Some people push back
The West is used to looking at China as a subservient nation - in accordance with the orientalist stereotype of Chinese as a subservient people. Thus, when the U.S. administration and media accused China of spreading a bioweapon, they expected China to take it lying down. But when China responded in kind and pointed out U.S. hypocrisy, they got surprised at the pushback. When they finally recovered from the initial shock, their response was to accuse China of what they had themselves started – spreading conspiracy theories.

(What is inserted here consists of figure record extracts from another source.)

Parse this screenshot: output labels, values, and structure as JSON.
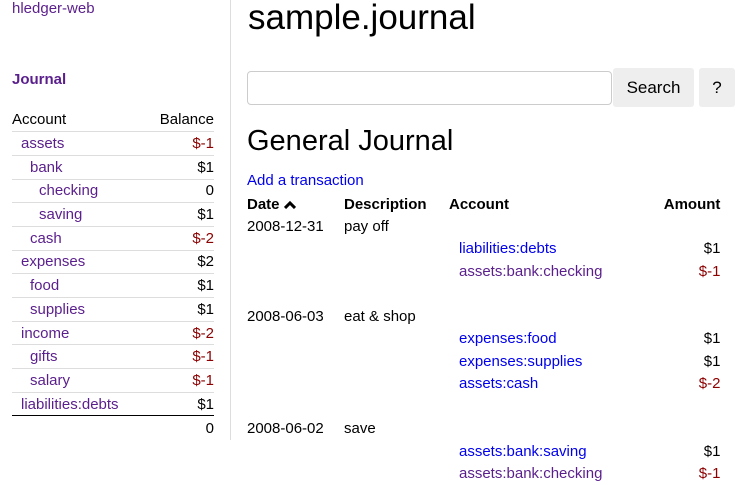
{
  "sidebar": {
    "brand": "hledger-web",
    "journal_link": "Journal",
    "headers": {
      "account": "Account",
      "balance": "Balance"
    },
    "accounts": [
      {
        "name": "assets",
        "depth": 0,
        "balance": "$-1",
        "neg": true
      },
      {
        "name": "bank",
        "depth": 1,
        "balance": "$1",
        "neg": false
      },
      {
        "name": "checking",
        "depth": 2,
        "balance": "0",
        "neg": false
      },
      {
        "name": "saving",
        "depth": 2,
        "balance": "$1",
        "neg": false
      },
      {
        "name": "cash",
        "depth": 1,
        "balance": "$-2",
        "neg": true
      },
      {
        "name": "expenses",
        "depth": 0,
        "balance": "$2",
        "neg": false
      },
      {
        "name": "food",
        "depth": 1,
        "balance": "$1",
        "neg": false
      },
      {
        "name": "supplies",
        "depth": 1,
        "balance": "$1",
        "neg": false
      },
      {
        "name": "income",
        "depth": 0,
        "balance": "$-2",
        "neg": true
      },
      {
        "name": "gifts",
        "depth": 1,
        "balance": "$-1",
        "neg": true
      },
      {
        "name": "salary",
        "depth": 1,
        "balance": "$-1",
        "neg": true
      },
      {
        "name": "liabilities:debts",
        "depth": 0,
        "balance": "$1",
        "neg": false
      }
    ],
    "total": "0"
  },
  "main": {
    "title": "sample.journal",
    "search": {
      "value": "",
      "placeholder": ""
    },
    "search_button": "Search",
    "help_button": "?",
    "heading": "General Journal",
    "add_link": "Add a transaction",
    "columns": {
      "date": "Date",
      "description": "Description",
      "account": "Account",
      "amount": "Amount"
    },
    "sort_icon": "chevron-up-icon",
    "transactions": [
      {
        "date": "2008-12-31",
        "description": "pay off",
        "postings": [
          {
            "account": "liabilities:debts",
            "amount": "$1",
            "neg": false,
            "visited": false
          },
          {
            "account": "assets:bank:checking",
            "amount": "$-1",
            "neg": true,
            "visited": true
          }
        ]
      },
      {
        "date": "2008-06-03",
        "description": "eat & shop",
        "postings": [
          {
            "account": "expenses:food",
            "amount": "$1",
            "neg": false,
            "visited": false
          },
          {
            "account": "expenses:supplies",
            "amount": "$1",
            "neg": false,
            "visited": false
          },
          {
            "account": "assets:cash",
            "amount": "$-2",
            "neg": true,
            "visited": false
          }
        ]
      },
      {
        "date": "2008-06-02",
        "description": "save",
        "postings": [
          {
            "account": "assets:bank:saving",
            "amount": "$1",
            "neg": false,
            "visited": false
          },
          {
            "account": "assets:bank:checking",
            "amount": "$-1",
            "neg": true,
            "visited": true
          }
        ]
      }
    ]
  },
  "colors": {
    "visited": "#5a1f8c",
    "link": "#0000ee",
    "negative": "#8b0000"
  }
}
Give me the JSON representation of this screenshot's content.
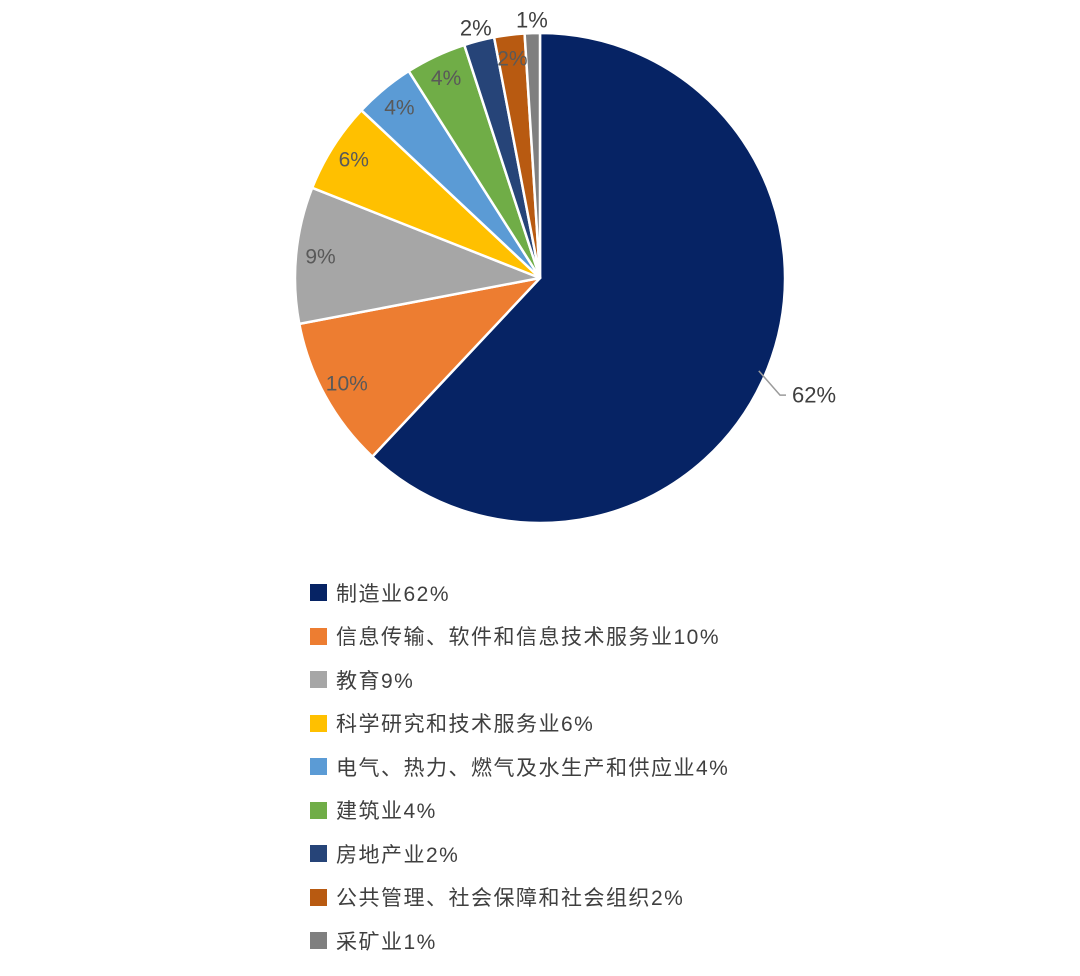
{
  "page": {
    "background_color": "#ffffff"
  },
  "chart_data": {
    "type": "pie",
    "title": "",
    "direction": "clockwise",
    "start_angle_deg": 0,
    "legend_position": "bottom-left",
    "label_colors": {
      "inside": "#595959",
      "outside": "#3f3f3f"
    },
    "categories": [
      "制造业",
      "信息传输、软件和信息技术服务业",
      "教育",
      "科学研究和技术服务业",
      "电气、热力、燃气及水生产和供应业",
      "建筑业",
      "房地产业",
      "公共管理、社会保障和社会组织",
      "采矿业"
    ],
    "values": [
      62,
      10,
      9,
      6,
      4,
      4,
      2,
      2,
      1
    ],
    "series": [
      {
        "name": "制造业",
        "value": 62,
        "color": "#062364",
        "label": "62%",
        "label_placement": "callout",
        "legend_label": "制造业62%"
      },
      {
        "name": "信息传输、软件和信息技术服务业",
        "value": 10,
        "color": "#ED7D31",
        "label": "10%",
        "label_placement": "inside",
        "legend_label": "信息传输、软件和信息技术服务业10%"
      },
      {
        "name": "教育",
        "value": 9,
        "color": "#A6A6A6",
        "label": "9%",
        "label_placement": "inside",
        "legend_label": "教育9%"
      },
      {
        "name": "科学研究和技术服务业",
        "value": 6,
        "color": "#FFC000",
        "label": "6%",
        "label_placement": "inside",
        "legend_label": "科学研究和技术服务业6%"
      },
      {
        "name": "电气、热力、燃气及水生产和供应业",
        "value": 4,
        "color": "#5B9BD5",
        "label": "4%",
        "label_placement": "inside",
        "legend_label": "电气、热力、燃气及水生产和供应业4%"
      },
      {
        "name": "建筑业",
        "value": 4,
        "color": "#70AD47",
        "label": "4%",
        "label_placement": "inside",
        "legend_label": "建筑业4%"
      },
      {
        "name": "房地产业",
        "value": 2,
        "color": "#264478",
        "label": "2%",
        "label_placement": "outside",
        "legend_label": "房地产业2%"
      },
      {
        "name": "公共管理、社会保障和社会组织",
        "value": 2,
        "color": "#B85A11",
        "label": "2%",
        "label_placement": "inside",
        "legend_label": "公共管理、社会保障和社会组织2%"
      },
      {
        "name": "采矿业",
        "value": 1,
        "color": "#7F7F7F",
        "label": "1%",
        "label_placement": "outside",
        "legend_label": "采矿业1%"
      }
    ]
  }
}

Unlike the U.S., China did not claim to possess any evidence. It merely suggested that the U.S. should do what it asks from others, and allow an international investigation into its own biological weapons programs and labs. The Western media grants more legitimacy to America's claims, while dismissing China's mere suggestions as conspiracies.
Further differences between the two countries stand out. In China, such hypotheses keep being mentioned on corners of the internet by eccentrics (China has over 900 million internet users). A handful of articles keep appearing in some Chinese media outlets mentioning Fort Detrick. And recently, a Chinese Foreign Ministry spokesperson, in response to a question regarding U.S. accusations about the Wuhan lab, merely suggested that the U.S. should perhaps be more transparent about its largest biolab and 200-plus biolabs overseas. That's about it.
In the U.S. however, conspiracy theories and racist dog-whistling were pushed officially and repeatedly from the highest levels of government, including the Deputy National Security Advisor, the Secretary of State, multiple U.S. lawmakers, etc.
An epidemic of Sinophobia
Hypocrisy is a core value in Western politics. Few things offend Western people more than doing to them a fraction of what they did to you. Yet, context matters. The U.S. media will cover the mountainous official U.S. conspiracy theories with minimal coverage, but will cover the rare molehill of remarks from Chinese media and spokespersons to death. Article after article, op-ed after op-ed, editorial after editorial on how China is spreading "conspiracy theories" to "distract from its missteps and cover-up of the pandemic."
This is despicable, but not surprising. The more Americans die from COVID-19, the more the U.S. establishment will try to distract attention by attempting to manufacture consent. The reign of the former Trump administration, which started with Russophobic hysteria, ends with Sinophobic hysteria.